The Italy-based smuggling network used a taxi service as a front and allegedly charged $560 per passenger. It transported 200 migrants between December 2014 and May 2016, according to police statements.
“The suspects used around 300 vehicles registered to dummy companies, and a vast network of smugglers of various nationalities, including Italian,” police in the city of Como, northern Italy, told local Italian media.
Prosecutors began investigating last September when police arrested an Italian in Hungary “while driving in a vehicle with several illegal migrants,” according to Eurojust.
Increased Restrictions in Pakistan Push Out Afghan Refugees
Some 67,057 Afghan refugees voluntarily returned home from Pakistan in August, more than five times the number who repatriated in July, the UNHCR said on Tuesday.
Many are trying to get away from harassment in Pakistan and increased restrictions on visits home.

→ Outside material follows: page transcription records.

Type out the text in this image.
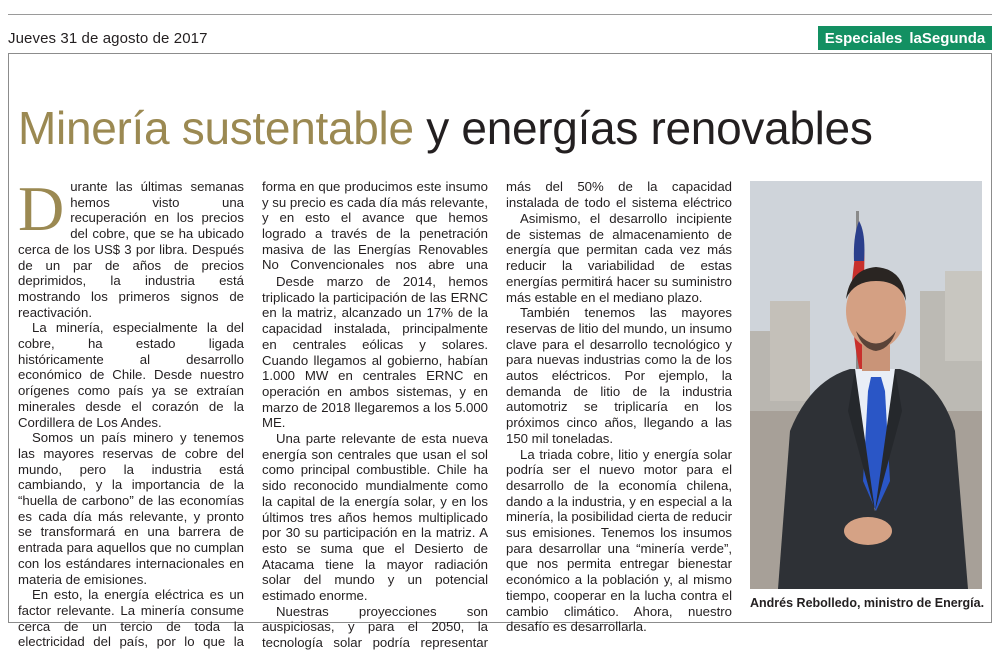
Jueves 31 de agosto de 2017	Especiales laSegunda
Minería sustentable y energías renovables

Durante las últimas semanas hemos visto una recuperación en los precios del cobre, que se ha ubicado cerca de los US$ 3 por libra. Después de un par de años de precios deprimidos, la industria está mostrando los primeros signos de reactivación.

La minería, especialmente la del cobre, ha estado ligada históricamente al desarrollo económico de Chile. Desde nuestro orígenes como país ya se extraían minerales desde el corazón de la Cordillera de Los Andes.

Somos un país minero y tenemos las mayores reservas de cobre del mundo, pero la industria está cambiando, y la importancia de la “huella de carbono” de las economías es cada día más relevante, y pronto se transformará en una barrera de entrada para aquellos que no cumplan con los estándares internacionales en materia de emisiones.

En esto, la energía eléctrica es un factor relevante. La minería consume cerca de un tercio de toda la electricidad del país, por lo que la

forma en que producimos este insumo y su precio es cada día más relevante, y en esto el avance que hemos logrado a través de la penetración masiva de las Energías Renovables No Convencionales nos abre una

Desde marzo de 2014, hemos triplicado la participación de las ERNC en la matriz, alcanzado un 17% de la capacidad instalada, principalmente en centrales eólicas y solares. Cuando llegamos al gobierno, habían 1.000 MW en centrales ERNC en operación en ambos sistemas, y en marzo de 2018 llegaremos a los 5.000 ME.

Una parte relevante de esta nueva energía son centrales que usan el sol como principal combustible. Chile ha sido reconocido mundialmente como la capital de la energía solar, y en los últimos tres años hemos multiplicado por 30 su participación en la matriz. A esto se suma que el Desierto de Atacama tiene la mayor radiación solar del mundo y un potencial estimado enorme.

Nuestras proyecciones son auspiciosas, y para el 2050, la tecnología solar podría representar

más del 50% de la capacidad instalada de todo el sistema eléctrico

Asimismo, el desarrollo incipiente de sistemas de almacenamiento de energía que permitan cada vez más reducir la variabilidad de estas energías permitirá hacer su suministro más estable en el mediano plazo.

También tenemos las mayores reservas de litio del mundo, un insumo clave para el desarrollo tecnológico y para nuevas industrias como la de los autos eléctricos. Por ejemplo, la demanda de litio de la industria automotriz se triplicaría en los próximos cinco años, llegando a las 150 mil toneladas.

La triada cobre, litio y energía solar podría ser el nuevo motor para el desarrollo de la economía chilena, dando a la industria, y en especial a la minería, la posibilidad cierta de reducir sus emisiones. Tenemos los insumos para desarrollar una “minería verde”, que nos permita entregar bienestar económico a la población y, al mismo tiempo, cooperar en la lucha contra el cambio climático. Ahora, nuestro desafío es desarrollarla.

Andrés Rebolledo, ministro de Energía.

Afghan refugees were not previously required to have passports or visas to cross the permeable border and to visit family members back home.
But Pakistan increased border restrictions for refugees after clashes broke out between Afghan and Pakistani forces in June at the main Torkham border crossing.
“The main reason for this [repatriation increase] is the closing of the Torkham border gate, because these people want to be able to go back and forth across the border, and that has completely stopped,” Baryali Miankhel, president of the Supreme Council of Afghan Refugees in Pakistan’s Khyber Pakhtunkhwa province, told Reuters.
Another reason for increased repatriation is the rise in police harassment of refugees for bribes, he added.
More than 100,000 Afghan refugees have returned from Pakistan through the ongoing voluntary repatriation program this year, United Nations refugee agency (UNHCR) spokesperson Duniya Aslam Khan told APP.